Grey Gardens -“The Aristocrats!” There’s no murder or mayhem involved in this real-life Gothic character study by renowned documentarians Albert and David Maysles (Salesman , Gimme Shelter), but you’ll still find it to be quite creepy. Edith Bouvier Beale (who was in her early 80s at the time of filming) and her middle aged daughter Edie were living under decidedly less than hygienic conditions in a spooky old dark manor in East Hampton, L.I. with a menagerie of cats and raccoons when the brothers decided to profile them (their halcyon “high society” days were, needless to say, behind them). The fact that the women were related to Jackie O (Edith the elder was her aunt) makes this Fellini-esque nightmare even more twisted. You are not likely to encounter a mother-daughter combo quite like “Big Edie” and “Little Edie” more than once in a lifetime. The intrinsic camp value of the Edies was not lost on Broadway; a musical adaptation (I think that’s a first for a documentary) ran for 2 years. Coming soon: a dramatized version produced by HBO with Jessica Lange and Drew Barrymore (oy vay).

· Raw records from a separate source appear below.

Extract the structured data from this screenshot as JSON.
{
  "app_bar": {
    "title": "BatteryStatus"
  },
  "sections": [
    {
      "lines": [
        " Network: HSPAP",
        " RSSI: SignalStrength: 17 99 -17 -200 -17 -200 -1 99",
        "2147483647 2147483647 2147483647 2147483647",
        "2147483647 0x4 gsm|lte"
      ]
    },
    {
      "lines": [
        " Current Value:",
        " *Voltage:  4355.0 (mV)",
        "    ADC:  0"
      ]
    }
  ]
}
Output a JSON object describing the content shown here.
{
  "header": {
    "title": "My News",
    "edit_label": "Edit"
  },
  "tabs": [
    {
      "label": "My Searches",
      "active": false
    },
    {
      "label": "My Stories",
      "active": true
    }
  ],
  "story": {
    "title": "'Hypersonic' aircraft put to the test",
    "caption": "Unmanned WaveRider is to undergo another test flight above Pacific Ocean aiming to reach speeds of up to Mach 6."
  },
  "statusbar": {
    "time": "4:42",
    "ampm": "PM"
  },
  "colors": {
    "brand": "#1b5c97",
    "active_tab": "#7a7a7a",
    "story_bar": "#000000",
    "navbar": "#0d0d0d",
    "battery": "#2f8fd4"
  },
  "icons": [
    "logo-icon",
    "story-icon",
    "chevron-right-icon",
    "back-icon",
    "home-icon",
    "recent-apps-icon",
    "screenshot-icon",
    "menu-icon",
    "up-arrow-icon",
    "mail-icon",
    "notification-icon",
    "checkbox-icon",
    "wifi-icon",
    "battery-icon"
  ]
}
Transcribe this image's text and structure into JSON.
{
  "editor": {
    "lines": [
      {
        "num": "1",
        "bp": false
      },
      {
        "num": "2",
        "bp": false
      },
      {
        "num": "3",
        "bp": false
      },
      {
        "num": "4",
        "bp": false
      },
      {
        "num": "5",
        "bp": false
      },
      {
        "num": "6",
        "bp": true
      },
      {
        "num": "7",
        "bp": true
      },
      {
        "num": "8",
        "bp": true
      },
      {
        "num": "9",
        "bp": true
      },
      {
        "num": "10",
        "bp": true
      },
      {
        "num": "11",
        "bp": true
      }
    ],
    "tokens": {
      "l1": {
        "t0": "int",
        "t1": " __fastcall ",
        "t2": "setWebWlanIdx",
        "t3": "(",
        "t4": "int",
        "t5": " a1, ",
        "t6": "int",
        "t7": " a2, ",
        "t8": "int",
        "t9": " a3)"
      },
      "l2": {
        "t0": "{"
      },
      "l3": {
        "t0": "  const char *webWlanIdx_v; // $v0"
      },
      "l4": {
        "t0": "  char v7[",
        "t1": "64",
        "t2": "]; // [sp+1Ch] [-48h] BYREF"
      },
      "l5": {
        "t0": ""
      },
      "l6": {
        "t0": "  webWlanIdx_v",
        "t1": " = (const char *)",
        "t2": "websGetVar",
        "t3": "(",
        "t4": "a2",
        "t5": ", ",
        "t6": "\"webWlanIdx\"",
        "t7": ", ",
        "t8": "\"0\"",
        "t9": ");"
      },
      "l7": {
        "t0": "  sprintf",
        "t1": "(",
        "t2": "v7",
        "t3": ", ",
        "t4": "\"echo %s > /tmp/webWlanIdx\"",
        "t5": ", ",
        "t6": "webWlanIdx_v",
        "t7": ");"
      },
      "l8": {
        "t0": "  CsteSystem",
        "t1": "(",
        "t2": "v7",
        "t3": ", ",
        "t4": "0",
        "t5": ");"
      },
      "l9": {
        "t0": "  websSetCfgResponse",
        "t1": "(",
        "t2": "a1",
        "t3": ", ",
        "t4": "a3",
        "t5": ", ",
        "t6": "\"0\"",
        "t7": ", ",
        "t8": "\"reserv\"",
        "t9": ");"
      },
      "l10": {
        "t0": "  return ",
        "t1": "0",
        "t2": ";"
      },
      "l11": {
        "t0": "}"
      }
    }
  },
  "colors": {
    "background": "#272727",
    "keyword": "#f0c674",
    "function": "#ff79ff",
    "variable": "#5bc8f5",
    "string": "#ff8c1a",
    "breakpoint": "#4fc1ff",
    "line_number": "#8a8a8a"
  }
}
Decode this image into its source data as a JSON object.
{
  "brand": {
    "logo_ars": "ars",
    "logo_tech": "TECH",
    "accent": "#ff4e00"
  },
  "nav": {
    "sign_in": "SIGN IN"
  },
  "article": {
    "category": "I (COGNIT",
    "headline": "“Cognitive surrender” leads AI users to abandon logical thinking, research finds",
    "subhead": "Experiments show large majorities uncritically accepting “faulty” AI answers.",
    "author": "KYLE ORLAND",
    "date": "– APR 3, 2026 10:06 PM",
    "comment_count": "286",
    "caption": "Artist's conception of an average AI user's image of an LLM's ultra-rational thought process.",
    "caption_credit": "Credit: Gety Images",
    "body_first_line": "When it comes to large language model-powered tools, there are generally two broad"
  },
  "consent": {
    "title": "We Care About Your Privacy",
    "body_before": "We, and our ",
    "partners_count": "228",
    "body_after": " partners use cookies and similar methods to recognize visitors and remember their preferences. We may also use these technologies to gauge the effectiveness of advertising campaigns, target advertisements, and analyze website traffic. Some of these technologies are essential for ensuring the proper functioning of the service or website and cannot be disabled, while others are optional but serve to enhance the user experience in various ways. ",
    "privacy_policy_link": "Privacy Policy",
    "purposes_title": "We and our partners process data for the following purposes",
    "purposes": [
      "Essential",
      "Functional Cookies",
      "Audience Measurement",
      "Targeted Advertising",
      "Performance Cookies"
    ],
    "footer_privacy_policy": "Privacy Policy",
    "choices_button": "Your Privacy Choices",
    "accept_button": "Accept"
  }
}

In the Realms of the Unreal -Artist Henry Darger is not usually mentioned in the same breath as Picasso, but he nonetheless makes for a fascinating study. Darger was a nondescript recluse who worked as a janitor for his entire adult life. He had no significant relationships of record and died in obscurity in 1973. While sorting out the contents of the small Chicago apartment he had lived in for years, his landlady discovered a treasury of artwork and writings, including over 300 paintings. The centerpiece was an epic, 15,000-page illustrated novel, which Darger had meticulously scribed in long hand over a period of decades (it was literally his life’s work). The subject at hand: An entire mythic alternate universe populated mostly by young, naked hermaphrodites (the”Vivian girls”). Although it’s tempting to dismiss Darger as a filthy old pervert, until you have actually seen the astonishing breadth of Darger’s monster from the id, spilled out over so many pages and so much canvas, it’s hard to convey how weirdly mesmerizing it all is (especially if you catch an exhibit, which I saw here in Seattle last year). The doc mixes Darger’s bio with animation of his artwork, and actors supplying narration from his tome.

An Inconvenient Truth– It’s the end of the world as we know it. Apocalyptic sci-fi has become scientific fact-now that’s scary. Former VP/Oscar winner Al Gore is a Power Point-packing Rod Serling, submitting a gallery of nightmare nature scenarios for our disapproval. I’m tempted to say that this chilling look at the results of unchecked global warming is only showing us the tip of the proverbial iceberg…but it’s melting too fast.

Sicko – Torture porn for the uninsured! Our favorite agitprop filmmaker, Michael Moore, grabs your attention right out of the gate with a real Bunuel moment. Over the opening credits, we are treated to shaky home video depicting a man pulling up a flap of skin whilst patiently stitching up a gash on his knee with a needle and thread, as Moore deadpans in V.O. (with his cheerful Midwestern countenance) that the gentleman is an avid cyclist- and one of the millions of Americans who cannot afford health insurance. The film proceeds to delve into some of the other complexities contributing to the overall ill health of our current system; such as the monopolistic power and greed of the pharmaceutical companies, the lobbyist graft, and (perhaps most horrifying of all) the compassionless bureaucracy of a privatized health “coverage” system that focuses first and foremost on profit, rather than on actual individual need. Better eat your Wheaties.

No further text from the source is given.